You may get a smaller refund this year but actually pay less in taxes.
The IRS issued new withholding tax tables last year that took into account the lower rates from tax reform as well as the much higher standard deduction. However, they didn’t fully factor in the loss of certain personal exemptions or cutbacks to itemized deductions. Changes were made to minimize under-withholding…and over-withholding, which in prior years led to larger refunds or perhaps smaller tax bills at the end of the year.

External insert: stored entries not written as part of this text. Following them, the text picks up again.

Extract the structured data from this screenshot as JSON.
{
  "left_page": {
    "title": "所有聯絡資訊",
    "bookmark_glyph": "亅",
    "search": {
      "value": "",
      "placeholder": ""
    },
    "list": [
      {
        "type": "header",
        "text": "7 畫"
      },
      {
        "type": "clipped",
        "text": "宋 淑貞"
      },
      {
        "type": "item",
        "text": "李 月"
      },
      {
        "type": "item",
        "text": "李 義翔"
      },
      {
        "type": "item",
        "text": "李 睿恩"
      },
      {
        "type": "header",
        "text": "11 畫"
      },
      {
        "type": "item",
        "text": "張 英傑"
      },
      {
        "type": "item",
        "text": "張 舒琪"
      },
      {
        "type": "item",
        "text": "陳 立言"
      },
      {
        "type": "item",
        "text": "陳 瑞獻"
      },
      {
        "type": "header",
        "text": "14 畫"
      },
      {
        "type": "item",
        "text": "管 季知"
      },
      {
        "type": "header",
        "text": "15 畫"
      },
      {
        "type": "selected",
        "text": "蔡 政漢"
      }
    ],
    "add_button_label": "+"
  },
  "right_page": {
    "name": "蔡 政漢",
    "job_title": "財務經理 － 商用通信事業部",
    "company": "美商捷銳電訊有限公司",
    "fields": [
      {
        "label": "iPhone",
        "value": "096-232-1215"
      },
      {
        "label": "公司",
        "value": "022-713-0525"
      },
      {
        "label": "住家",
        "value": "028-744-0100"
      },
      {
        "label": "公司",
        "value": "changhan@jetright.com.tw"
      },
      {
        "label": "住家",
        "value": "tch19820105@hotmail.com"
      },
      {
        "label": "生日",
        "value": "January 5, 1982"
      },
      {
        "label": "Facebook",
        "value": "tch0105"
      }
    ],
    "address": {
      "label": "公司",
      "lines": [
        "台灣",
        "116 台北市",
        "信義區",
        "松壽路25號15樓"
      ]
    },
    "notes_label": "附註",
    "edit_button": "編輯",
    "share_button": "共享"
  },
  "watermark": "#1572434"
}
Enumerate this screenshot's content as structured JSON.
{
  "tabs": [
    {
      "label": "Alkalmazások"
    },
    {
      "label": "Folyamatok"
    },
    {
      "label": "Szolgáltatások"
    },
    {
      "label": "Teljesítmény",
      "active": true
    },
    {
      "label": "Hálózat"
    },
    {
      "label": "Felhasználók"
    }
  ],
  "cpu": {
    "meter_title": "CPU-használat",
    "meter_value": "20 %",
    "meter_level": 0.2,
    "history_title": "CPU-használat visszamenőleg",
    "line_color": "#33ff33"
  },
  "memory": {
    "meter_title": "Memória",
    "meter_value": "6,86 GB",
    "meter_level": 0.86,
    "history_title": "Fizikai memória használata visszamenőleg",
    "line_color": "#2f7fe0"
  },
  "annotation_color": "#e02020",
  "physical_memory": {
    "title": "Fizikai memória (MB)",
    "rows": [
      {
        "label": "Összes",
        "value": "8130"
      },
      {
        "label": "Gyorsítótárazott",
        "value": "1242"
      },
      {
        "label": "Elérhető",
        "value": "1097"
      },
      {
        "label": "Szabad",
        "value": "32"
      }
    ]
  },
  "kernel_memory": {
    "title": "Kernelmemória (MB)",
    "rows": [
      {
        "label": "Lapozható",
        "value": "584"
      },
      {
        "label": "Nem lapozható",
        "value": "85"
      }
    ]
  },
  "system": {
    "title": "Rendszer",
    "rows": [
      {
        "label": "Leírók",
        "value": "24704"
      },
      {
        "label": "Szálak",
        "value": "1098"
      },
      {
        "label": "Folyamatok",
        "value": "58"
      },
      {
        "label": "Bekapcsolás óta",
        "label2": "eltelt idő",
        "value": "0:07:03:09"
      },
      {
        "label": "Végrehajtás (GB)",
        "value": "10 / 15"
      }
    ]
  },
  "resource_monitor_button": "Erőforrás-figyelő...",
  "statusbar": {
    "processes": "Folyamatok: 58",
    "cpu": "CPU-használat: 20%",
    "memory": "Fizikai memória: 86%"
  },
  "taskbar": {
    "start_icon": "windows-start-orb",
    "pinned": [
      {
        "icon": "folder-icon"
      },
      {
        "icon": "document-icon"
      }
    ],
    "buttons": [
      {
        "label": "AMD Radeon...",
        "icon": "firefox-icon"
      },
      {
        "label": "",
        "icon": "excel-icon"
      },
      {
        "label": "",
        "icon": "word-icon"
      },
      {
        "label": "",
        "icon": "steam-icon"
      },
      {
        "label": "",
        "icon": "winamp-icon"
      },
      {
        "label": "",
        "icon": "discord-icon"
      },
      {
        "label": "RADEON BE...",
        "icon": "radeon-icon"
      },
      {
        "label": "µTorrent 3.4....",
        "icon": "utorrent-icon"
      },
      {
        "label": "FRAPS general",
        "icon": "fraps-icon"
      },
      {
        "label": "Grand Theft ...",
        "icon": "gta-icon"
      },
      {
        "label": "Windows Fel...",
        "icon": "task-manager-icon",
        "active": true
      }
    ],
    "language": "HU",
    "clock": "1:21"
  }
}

The Kiplinger Washington Editors sum it up clearly. “For many taxpayers, less income tax was withheld from paychecks in 2018. These people may have seen a bump in their net pay compared with 2017. Now some of them are dealing with a new reality when they file their 1040s: Smaller refunds or maybe even having to write a check to Uncle Sam for the first time because federal taxes withheld are less than their actual tax liability. The IRS tried to alert the public to these changes but many simply ignored it.
Kiplinger goes on, “Experts say most people’s federal income tax liability will actually be less, and adjusting withholding tables to account for the perennial over-withholding of taxes and in turn, lowering tax refunds isn’t necessarily wrong.” In fact, we recommend planning your tax withholding or quarterly payments so that you “break even” or even owe a little tax at the end of the year.
Most personal financial planners generally advise against getting large refunds when filing returns. You are essentially providing a no-interest loan to the government when you overpay taxes resulting in a refund. You wouldn’t overpay any vendor or merchant during the year just so they could use that money and pay you back later! Why would you do that for the Federal Government?
Try not to look at your annual tax refund as a little windfall but rather the size of the over-payment you made. In most cases, overpaying is an error and paying your taxes is no different.